London – European carbon black market is under increasing pressure as leading suppliers have announced price-hikes in the region in the aftermath of energy market developments.
Analysis: Price-rises add to pressures facing EU carbon black market
The move, explained Cabot, is in response to “significant cost pressures and sourcing challenges for oil-derived feedstocks that are specifically selected for the production of carbon black in the EMEA region.”
The price adjustments will be between €60-90/tonnes, in addition to any applicable feedstock index-related adjustments, for carbon black products in Cabot’s Reinforcement Materials segment.
The price-rise adds to a mix of factors impacting the European carbon black market which is facing falling production as well as rising imports.
Questions remain over the direction of the supply/demand balance in the region.
After the downturn of 2009-2010, the industry never returned in terms of volumes. A lot of capacity was taken out and permanently removed from the EU, according to Paul Ita, president of Notch Consulting.
“The market has been a bit weak but the weakness has been due to imports rather than due to the weak underlying demand,” said the head of the US-based tire and rubber consulting group during a presentation at Tire Technology Expo in Hanover, Germany in February.
This is while, according to Ita, about 15 percent of the carbon black market in the tire industry was under threat of replacement by silica fillers.
In particular, he said that there “is a push towards using more silica in truck and bus treads”.
Commenting specifically on the European market, the market analyst said that since 2011, about 35-40 percent of the EU demand has been imported. And Ita believes that the import pressure would continue to increase in the region.

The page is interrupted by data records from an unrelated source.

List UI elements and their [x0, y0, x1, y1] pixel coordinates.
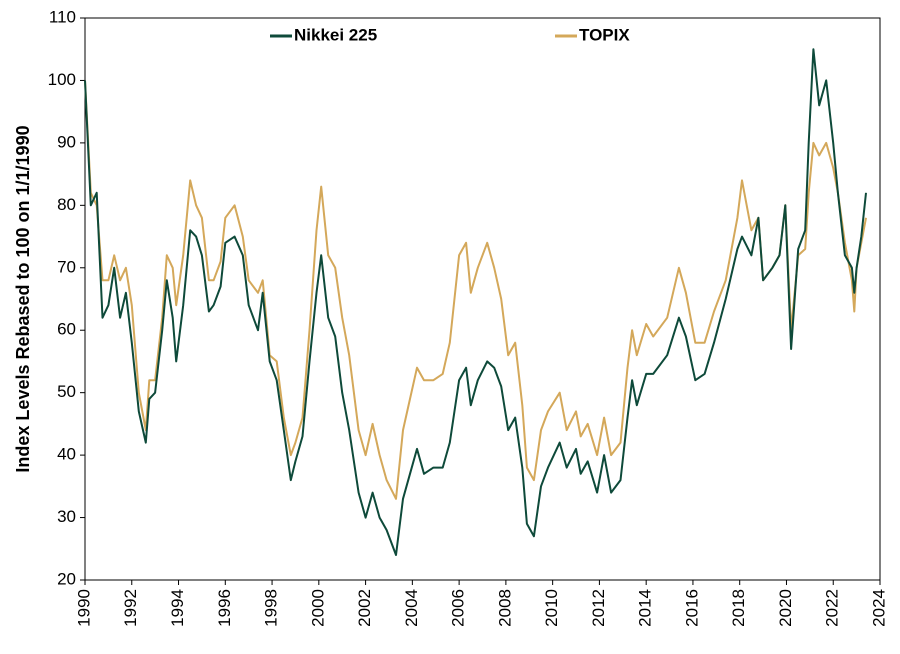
- y-tick-label: 60: [57, 320, 76, 339]
- y-tick-label: 80: [57, 195, 76, 214]
- x-tick-label: 2022: [823, 589, 842, 627]
- y-tick-label: 50: [57, 382, 76, 401]
- x-tick-label: 1990: [74, 589, 93, 627]
- x-tick-label: 2000: [308, 589, 327, 627]
- x-tick-label: 2002: [355, 589, 374, 627]
- x-tick-label: 1994: [168, 589, 187, 627]
- y-tick-label: 40: [57, 445, 76, 464]
- x-tick-label: 1998: [262, 589, 281, 627]
- legend-label: Nikkei 225: [294, 25, 377, 44]
- y-tick-label: 20: [57, 569, 76, 588]
- plot-frame: [84, 17, 881, 581]
- x-tick-label: 2004: [402, 589, 421, 627]
- y-tick-label: 110: [49, 7, 76, 26]
- legend-label: TOPIX: [579, 25, 630, 44]
- x-tick-label: 2010: [542, 589, 561, 627]
- x-tick-label: 2016: [682, 589, 701, 627]
- y-tick-label: 30: [57, 507, 76, 526]
- x-tick-label: 2008: [495, 589, 514, 627]
- x-tick-label: 2012: [589, 589, 608, 627]
- x-tick-label: 2020: [776, 589, 795, 627]
- y-tick-label: 90: [57, 132, 76, 151]
- y-tick-label: 100: [48, 70, 76, 89]
- x-tick-label: 2024: [869, 589, 888, 627]
- series-line: [84, 48, 867, 556]
- x-tick-label: 1992: [121, 589, 140, 627]
- y-axis-label: Index Levels Rebased to 100 on 1/1/1990: [13, 125, 33, 472]
- x-tick-label: 2018: [729, 589, 748, 627]
- x-tick-label: 2006: [449, 589, 468, 627]
- x-tick-label: 2014: [636, 589, 655, 627]
- y-tick-label: 70: [57, 257, 76, 276]
- series-line: [84, 80, 867, 500]
- x-tick-label: 1996: [215, 589, 234, 627]
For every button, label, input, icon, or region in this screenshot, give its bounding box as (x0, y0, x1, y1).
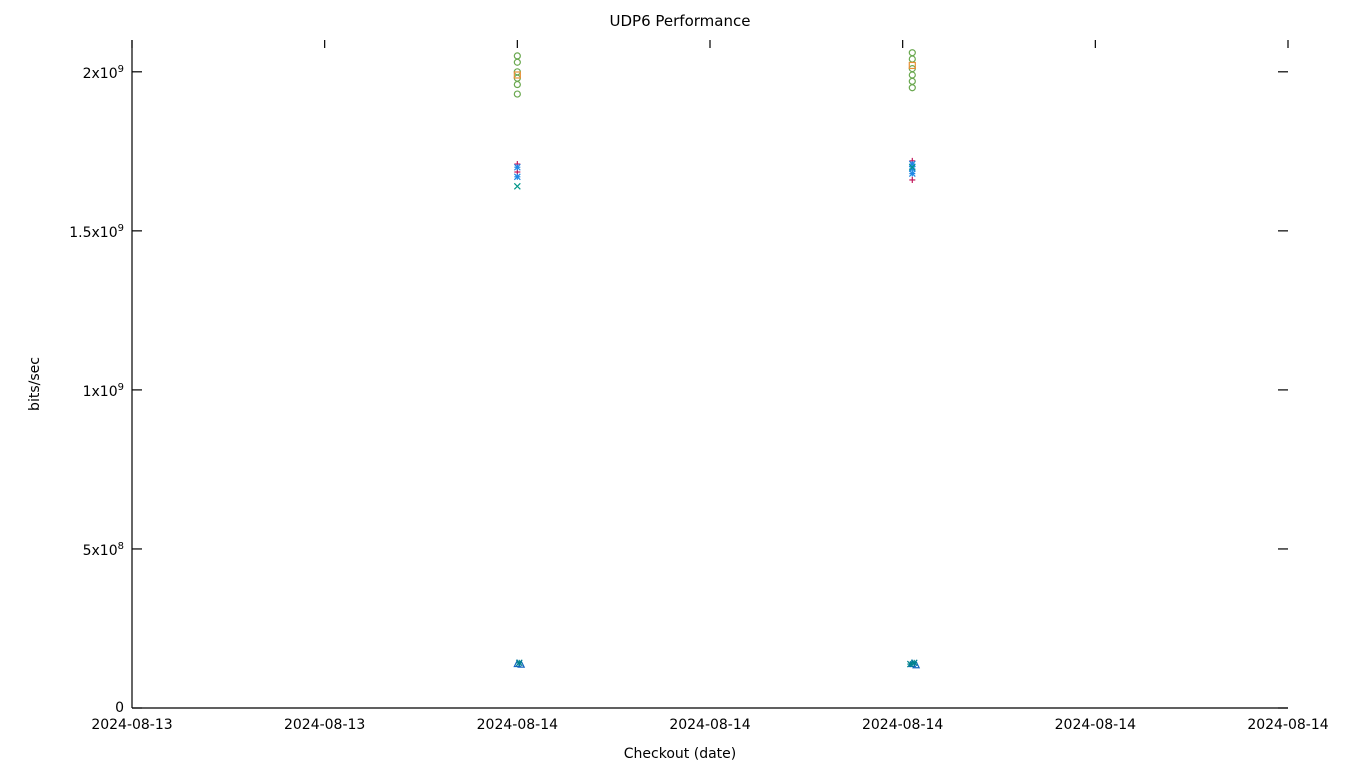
y-tick-label: 5x108 (83, 540, 124, 558)
y-tick-label: 0 (115, 701, 124, 715)
x-tick-label: 2024-08-14 (1055, 718, 1136, 732)
performance-chart: UDP6 Performance bits/sec Checkout (date… (0, 0, 1360, 768)
x-tick-label: 2024-08-14 (1247, 718, 1328, 732)
x-tick-label: 2024-08-14 (862, 718, 943, 732)
x-tick-label: 2024-08-13 (284, 718, 365, 732)
x-tick-label: 2024-08-14 (669, 718, 750, 732)
y-tick-label: 1.5x109 (69, 222, 124, 240)
y-tick-label: 2x109 (83, 63, 124, 81)
x-tick-label: 2024-08-14 (477, 718, 558, 732)
plot-svg (0, 0, 1360, 768)
x-tick-label: 2024-08-13 (91, 718, 172, 732)
y-tick-label: 1x109 (83, 381, 124, 399)
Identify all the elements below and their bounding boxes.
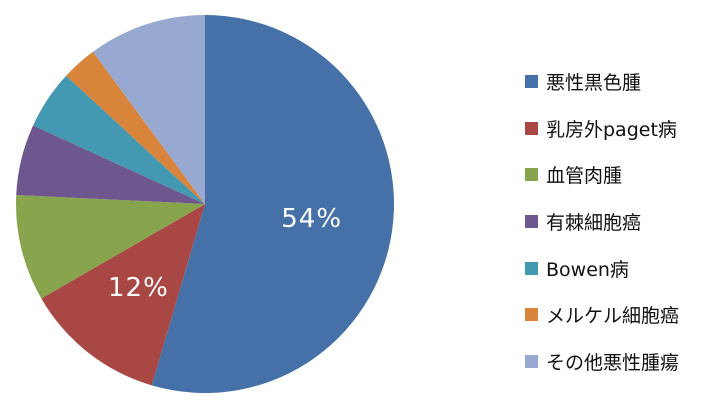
- legend-item-3: 血管肉腫: [525, 151, 679, 198]
- legend-item-1: 悪性黒色腫: [525, 58, 679, 105]
- data-label-1: 54%: [281, 204, 342, 234]
- pie-slices: [15, 15, 395, 393]
- legend-swatch: [525, 214, 538, 228]
- legend-item-5: Bowen病: [525, 245, 679, 292]
- pie-slice-7: [92, 15, 205, 204]
- pie-slice-4: [16, 125, 205, 204]
- legend-label: 乳房外paget病: [546, 118, 677, 141]
- legend-swatch: [525, 168, 538, 182]
- legend-item-6: メルケル細胞癌: [525, 291, 679, 338]
- legend-item-4: 有棘細胞癌: [525, 198, 679, 245]
- pie-plot-area: 54% 12%: [15, 15, 395, 393]
- pie-slice-5: [33, 75, 205, 204]
- legend: 悪性黒色腫乳房外paget病 血管肉腫有棘細胞癌 Bowen病メルケル細胞癌 その他悪…: [525, 58, 679, 385]
- legend-swatch: [525, 354, 538, 368]
- data-label-2: 12%: [108, 273, 169, 303]
- pie-slice-1: [151, 15, 395, 393]
- legend-label: その他悪性腫瘍: [546, 351, 680, 374]
- pie-data-labels: 54% 12%: [108, 204, 342, 303]
- legend-label: 悪性黒色腫: [546, 71, 642, 94]
- legend-swatch: [525, 121, 538, 135]
- legend-item-2: 乳房外paget病: [525, 105, 679, 152]
- legend-swatch: [525, 308, 538, 322]
- legend-label: 有棘細胞癌: [546, 211, 642, 234]
- legend-swatch: [525, 74, 538, 88]
- legend-swatch: [525, 261, 538, 275]
- pie-slice-2: [41, 204, 205, 386]
- pie-slice-3: [15, 195, 205, 299]
- legend-label: Bowen病: [546, 258, 629, 281]
- legend-label: メルケル細胞癌: [546, 305, 680, 328]
- legend-label: 血管肉腫: [546, 165, 623, 188]
- legend-item-7: その他悪性腫瘍: [525, 338, 679, 385]
- pie-slice-6: [66, 51, 205, 204]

According to Ita, Russia is the largest exporter of carbon black to the EU, and the weak rouble is encouraging further exports to the EU.

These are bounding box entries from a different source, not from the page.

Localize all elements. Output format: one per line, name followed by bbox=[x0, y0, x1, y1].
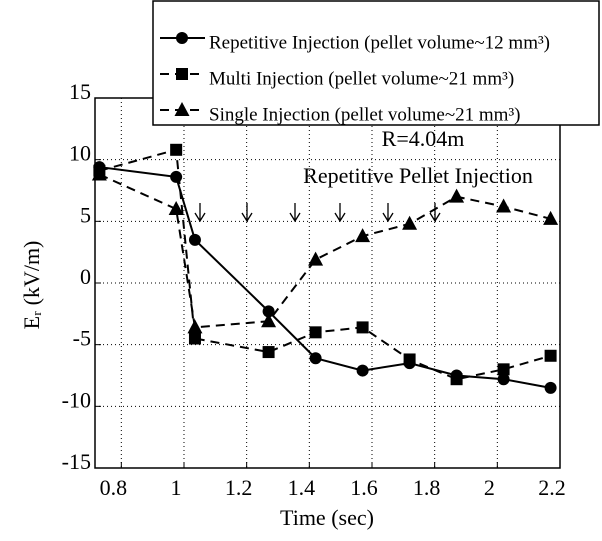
x-tick-label: 0.8 bbox=[100, 475, 128, 500]
x-tick-label: 2 bbox=[484, 475, 495, 500]
y-tick-label: 5 bbox=[80, 202, 91, 227]
marker bbox=[168, 201, 184, 215]
x-tick-label: 1.8 bbox=[413, 475, 441, 500]
marker bbox=[544, 381, 557, 394]
legend-label: Repetitive Injection (pellet volume~12 m… bbox=[209, 32, 550, 53]
legend-box bbox=[152, 0, 600, 126]
annotation: R=4.04m bbox=[382, 126, 465, 151]
marker bbox=[309, 352, 322, 365]
marker bbox=[403, 353, 416, 366]
marker bbox=[262, 305, 275, 318]
y-tick-label: 15 bbox=[69, 79, 91, 104]
marker bbox=[356, 321, 369, 334]
marker bbox=[261, 313, 277, 328]
annotation: Repetitive Pellet Injection bbox=[303, 163, 533, 188]
marker bbox=[544, 349, 557, 362]
y-tick-label: 0 bbox=[80, 264, 91, 289]
x-tick-label: 1.2 bbox=[225, 475, 253, 500]
y-tick-label: -5 bbox=[73, 326, 91, 351]
marker bbox=[187, 319, 203, 334]
legend-label: Multi Injection (pellet volume~21 mm³) bbox=[209, 68, 514, 89]
x-tick-label: 1.6 bbox=[350, 475, 378, 500]
injection-arrows bbox=[194, 203, 441, 223]
y-tick-label: 10 bbox=[69, 141, 91, 166]
y-tick-label: -15 bbox=[62, 449, 91, 474]
marker bbox=[176, 68, 188, 80]
marker bbox=[355, 228, 371, 243]
legend-label: Single Injection (pellet volume~21 mm³) bbox=[209, 104, 520, 125]
marker bbox=[449, 188, 465, 203]
y-tick-label: -10 bbox=[62, 387, 91, 412]
marker bbox=[543, 210, 559, 225]
marker bbox=[308, 251, 324, 266]
marker bbox=[170, 170, 183, 183]
x-tick-label: 1 bbox=[170, 475, 181, 500]
marker bbox=[497, 363, 510, 376]
marker bbox=[188, 233, 201, 246]
series-line bbox=[98, 173, 551, 329]
marker bbox=[450, 373, 463, 386]
marker bbox=[496, 198, 512, 213]
x-tick-label: 2.2 bbox=[538, 475, 566, 500]
y-axis-label: Eᵣ (kV/m) bbox=[19, 241, 44, 330]
marker bbox=[402, 215, 418, 230]
x-tick-label: 1.4 bbox=[288, 475, 316, 500]
marker bbox=[188, 332, 201, 345]
legend: Repetitive Injection (pellet volume~12 m… bbox=[152, 0, 600, 126]
marker bbox=[309, 326, 322, 339]
marker bbox=[174, 102, 190, 116]
marker bbox=[262, 346, 275, 359]
series-line bbox=[99, 166, 551, 389]
marker bbox=[91, 166, 107, 181]
x-axis-label: Time (sec) bbox=[280, 505, 374, 530]
marker bbox=[497, 373, 510, 386]
marker bbox=[170, 143, 183, 156]
series-line bbox=[99, 148, 551, 381]
marker bbox=[356, 364, 369, 377]
marker bbox=[176, 32, 188, 44]
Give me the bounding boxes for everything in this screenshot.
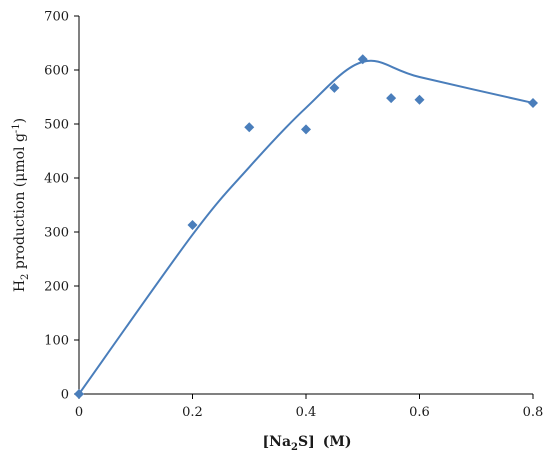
data-points — [74, 54, 538, 399]
y-tick-label: 500 — [44, 118, 69, 133]
x-axis-title: [Na2S] (M) — [263, 434, 352, 453]
data-point-diamond — [414, 94, 425, 105]
y-axis-title-sub: 2 — [20, 274, 31, 280]
y-axis-title-sup: -1 — [11, 123, 22, 133]
axes — [78, 16, 533, 395]
data-point-diamond — [187, 219, 198, 230]
x-axis-title-sub: 2 — [291, 442, 298, 453]
x-axis-title-unit: (M) — [323, 434, 352, 450]
data-point-diamond — [357, 54, 368, 65]
ticks: 0 0.2 0.4 0.6 0.8 0 100 200 300 400 500 600 700 — [44, 10, 543, 421]
data-point-diamond — [329, 82, 340, 93]
y-tick-label: 600 — [44, 64, 69, 79]
y-tick-label: 300 — [44, 226, 69, 241]
x-axis-title-open: [ — [263, 434, 270, 450]
x-tick-label: 0.2 — [182, 405, 203, 420]
x-tick-label: 0.4 — [296, 405, 317, 420]
data-point-diamond — [301, 124, 311, 135]
x-axis-title-base: Na — [269, 434, 291, 450]
x-tick-label: 0.6 — [409, 405, 430, 420]
y-axis-title-rest: production (μmol g — [12, 133, 28, 274]
data-point-diamond — [74, 389, 84, 399]
data-point-diamond — [386, 93, 397, 104]
trend-line — [78, 59, 534, 395]
y-tick-label: 100 — [44, 334, 69, 349]
y-axis-title: H2 production (μmol g-1) — [11, 118, 31, 292]
x-axis-title-rest: S] — [298, 434, 315, 450]
y-axis-title-base: H — [12, 280, 28, 292]
y-tick-label: 400 — [44, 172, 69, 187]
x-tick-label: 0 — [75, 405, 83, 420]
trend-line-group — [78, 59, 534, 395]
y-tick-label: 200 — [44, 280, 69, 295]
x-tick-label: 0.8 — [523, 405, 544, 420]
y-tick-label: 700 — [44, 10, 69, 25]
y-axis-title-close: ) — [12, 118, 28, 123]
data-point-diamond — [244, 122, 255, 133]
y-tick-label: 0 — [61, 388, 69, 403]
data-point-diamond — [528, 97, 538, 108]
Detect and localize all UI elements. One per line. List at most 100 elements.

As one of the key exporters to Europe, Russia’s Omsk Carbon set up a European HQ in Germany last year and is increasing production this summer.
Company officials told ERJ that Omsk was preparing for the start-up of its Mogilev, Belarus plant in July or August 2016, slightly behind the original schedule.

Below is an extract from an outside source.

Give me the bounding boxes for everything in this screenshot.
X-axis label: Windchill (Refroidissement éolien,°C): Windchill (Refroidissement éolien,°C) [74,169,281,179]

Production at the €95-million plant will start in the summer and the plant will gradually ramp up to full capacity of 200 kilotonnes per annum by 2019, said Alexei Kiselyov, director of foreign economic relations at Omsk Carbon.
Elsewhere, Luxembourg- based Orion Engineered Carbons also completed the acquisition of the remaining shares of the carbon black business Qingdao Evonik Chemical (QECC) in Qingdao, China, in January.
The total purchase price for 100 percent equity of QECC was approximately €28 million, according to Orion CEO Jack Clem.
Clem said his company was “pleased with the positioning and performance” of the business and its integration within Orion, adding that it would add to Orion’s market position in Asia Pacific.
In Europe, however, the company had to introduce a carbon black oil index surcharge effective 1 April, as energy price pressure and volatility impacted its formula-priced agreements.
Due to the “impact of energy market developments… current carbon black sales prices no longer adequately cover Orion’s variable costs of production,” said an 8 March company statement.
This, it added, had not been anticipated in the price formulas used for rubber carbon black sales.